The minister for agriculture, food and marine along with his relevant cabinet colleagues needs to put a clear plan in place to address the many issues that are likely to arise when the Brexit is finally negotiated with the EU.
That imperative now becomes the context into which all our planning and projects must fit. Having met the Department of Agriculture, Food and Marine last week and having had minister Michael Creed to a national council meeting held in Dublin as recently as last Thursday (for which, much appreciation) ICMSA is satisfied that the department has identified all the issues from farm to processor to trading level that are likely to arise from a Brexit.
But there’s no room for any degree of complacency from here forwards, not in the context of €5bn in food exports to the UK — €1.1bn is beef and €1bn is dairy produce.
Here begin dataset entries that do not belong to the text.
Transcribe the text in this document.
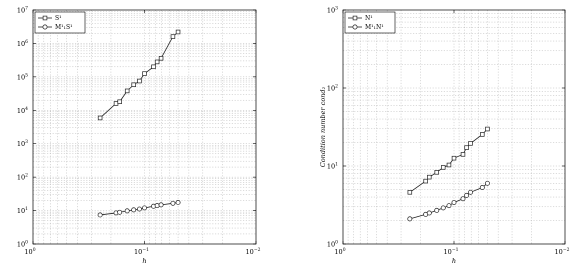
$10^0$	$10^{-1}$	$10^{-2}$
$10^0$
$10^1$
$10^2$
$10^3$
$10^4$
$10^5$
$10^6$
$10^7$
h
S¹
M¹₁S¹
$10^0$	$10^{-1}$	$10^{-2}$
$10^0$
$10^1$
$10^2$
$10^3$
h
Condition number cond₂
N¹
M¹₁N¹
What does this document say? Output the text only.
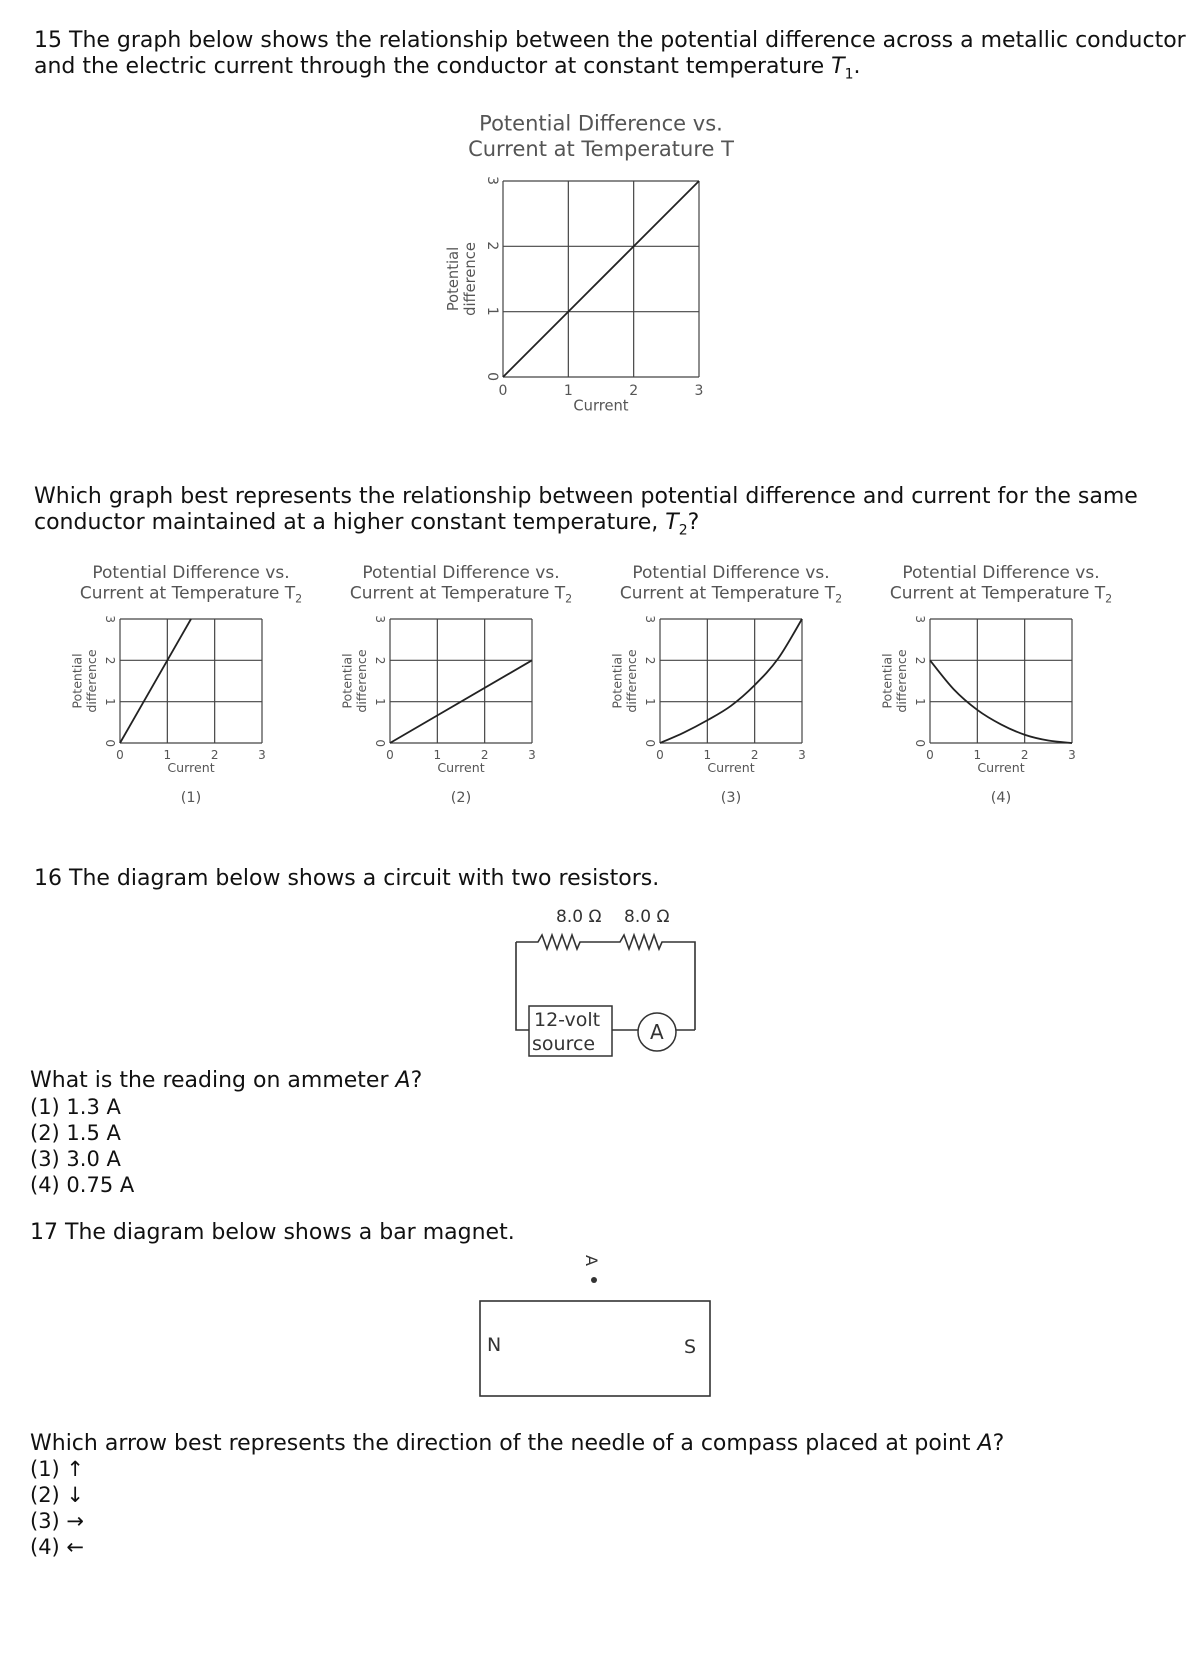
15 The graph below shows the relationship between the potential difference across a metallic conductor

and the electric current through the conductor at constant temperature $T_1$.

Potential Difference vs.
Current at Temperature T
0	1	2	3
0
1
2
3
Current
Potential difference

Which graph best represents the relationship between potential difference and current for the same

conductor maintained at a higher constant temperature, $T_2$?

Potential Difference vs.
Current at Temperature $T_2$
0	1	2	3
0
1
2
3
Current
Potential difference
(1)
Potential Difference vs.
Current at Temperature $T_2$
0	1	2	3
0
1
2
3
Current
Potential difference
(2)
Potential Difference vs.
Current at Temperature $T_2$
0	1	2	3
0
1
2
3
Current
Potential difference
(3)
Potential Difference vs.
Current at Temperature $T_2$
0	1	2	3
0
1
2
3
Current
Potential difference
(4)

16 The diagram below shows a circuit with two resistors.

8.0 Ω 8.0 Ω
12-volt
source	A

What is the reading on ammeter A?

(1) 1.3 A
(2) 1.5 A
(3) 3.0 A
(4) 0.75 A

17 The diagram below shows a bar magnet.

A
N	S

Which arrow best represents the direction of the needle of a compass placed at point A?

(1) ↑
(2) ↓
(3) →
(4) ←
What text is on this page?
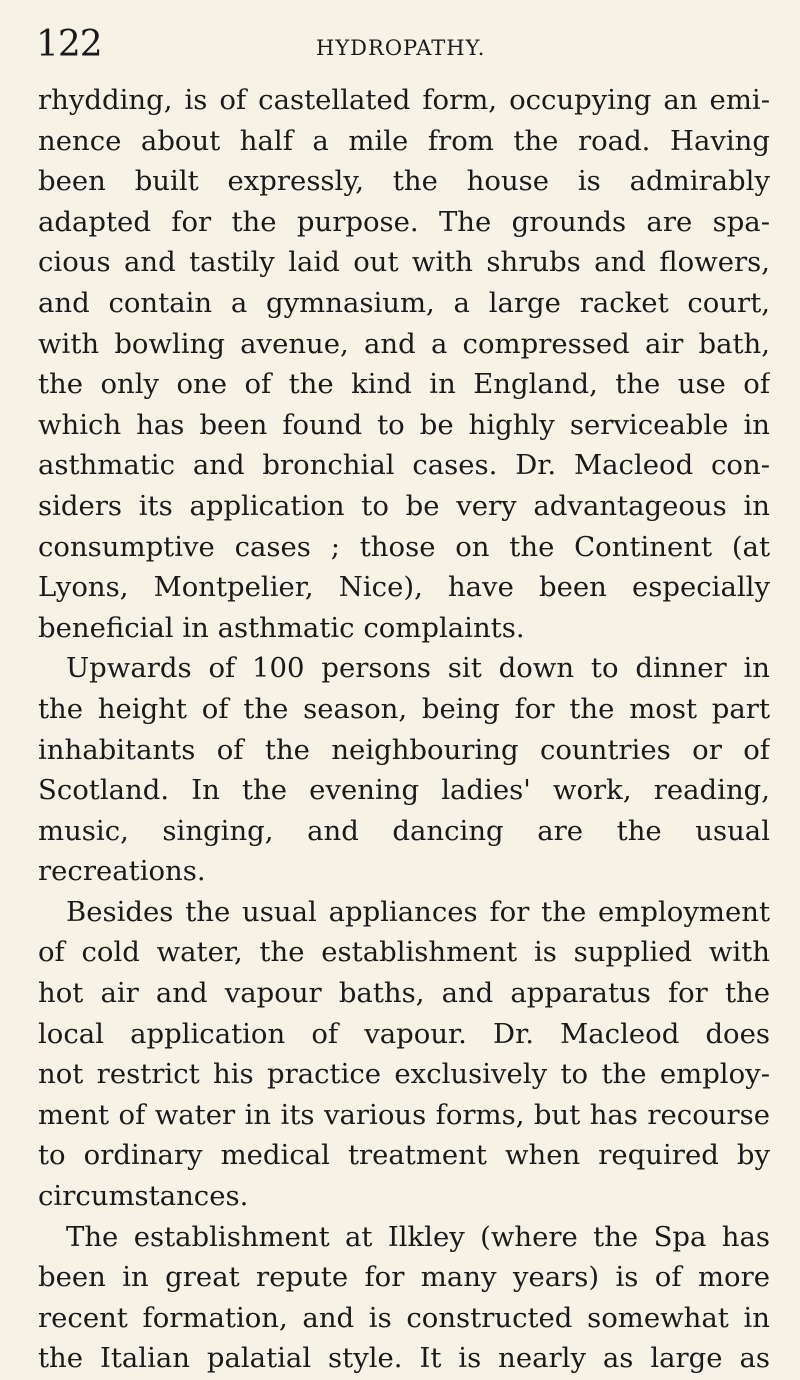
122	HYDROPATHY.
rhydding, is of castellated form, occupying an emi-
nence about half a mile from the road. Having
been built expressly, the house is admirably
adapted for the purpose. The grounds are spa-
cious and tastily laid out with shrubs and flowers,
and contain a gymnasium, a large racket court,
with bowling avenue, and a compressed air bath,
the only one of the kind in England, the use of
which has been found to be highly serviceable in
asthmatic and bronchial cases. Dr. Macleod con-
siders its application to be very advantageous in
consumptive cases ; those on the Continent (at
Lyons, Montpelier, Nice), have been especially
beneficial in asthmatic complaints.
Upwards of 100 persons sit down to dinner in
the height of the season, being for the most part
inhabitants of the neighbouring countries or of
Scotland. In the evening ladies' work, reading,
music, singing, and dancing are the usual
recreations.
Besides the usual appliances for the employment
of cold water, the establishment is supplied with
hot air and vapour baths, and apparatus for the
local application of vapour. Dr. Macleod does
not restrict his practice exclusively to the employ-
ment of water in its various forms, but has recourse
to ordinary medical treatment when required by
circumstances.
The establishment at Ilkley (where the Spa has
been in great repute for many years) is of more
recent formation, and is constructed somewhat in
the Italian palatial style. It is nearly as large as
We need clear and agreed plans.
It is important to emphasise that it will be at least two years before any of these issues become a reality, including any possible implications for farmer payments.
But we need to be planning at this stage to ensure a smooth transition and, to this end, ICMSA believes that the agriculture minister should establish a co-ordinating group of department officials and industry stakeholders so that clear plans and strategies are identified and agreed at an early stage.
In the short term, the implications are likely to focus on exchange-rate movements and the Government and the EU must understand farmers cannot be expected to pay for negative currency movements arising from the Brexit vote.
A farm council meeting will take place today and plans need to put in place to protect farmers.
In the past, food processors have simply passed back the impact of negative exchange rate movements and our farm council must take measures to protect farmers rather than food processors, who have insulated themselves in the past.
Farmers are already in a prolonged income crisis and cannot be expected to take additional punishment.
Brexit will have practical implications at farm level, particularly for farmers in border regions, for processors in terms of trade to the UK and also transit of products to continental Europe.
It becomes a national priority to ensure that as Brexit negotiations begin and develop that access to the UK market is retained on the basis of current conditions and that Ireland’s dependence on the UK market is recognised and addressed.
Irish farmers have a long history of trading with the UK and I have no doubt that this will continue provided the UK and EU regulators maintain the proper trading environment for it to continue.
I turn to last week’s meeting of the Dairy Forum and say, with regret, that the Dairy Forum is failing dairy farmers and the fact is that not a single policy initiative was agreed at the meeting that will lead to an increase in milk price.
Official Irish policy on the milk price collapse is one of waiting to see if something turns up and hoping for the best. The processors seem to be focussed on achieving their volume targets and if that meant low milk prices for farmers, then so be it.
Certain parties to the Diary Forum are speaking out of both sides of their mouths on the need to support farmers while, at the same time, refusing to support measures to boost milk prices.
We need an EU-wide voluntary supply reduction programme that will pay farmers a set amount per litre of milk reduced on 2016 production compared to their 2015 figures.
This scheme would be absolutely voluntary and those who wish to maintain or increase current supply will be free to do so.
If milk prices are to recover then the supply/demand balance needs to be improved quickly and ICMSA firmly believes that farmers across the EU would reduce supplies — if incentivised to do so — which would, in turn, lead to improved milk prices.
I’d caution Mr Creed against getting the interests of “the dairy sector” mixed up with those of “dairy farmers”; the links further up the supply chain are doing very well out of the price crisis while the farmers, — on whom the whole industry ultimately rested — have now gone a year earning no income from their herds.
If ever there was a time for the EU to show what it can do when a clear problem has arisen that affects a whole EU-wide sector, then it is in this area of collapsed farmer milk prices.
Why not show how the EU can work decisively when the real problem is identified?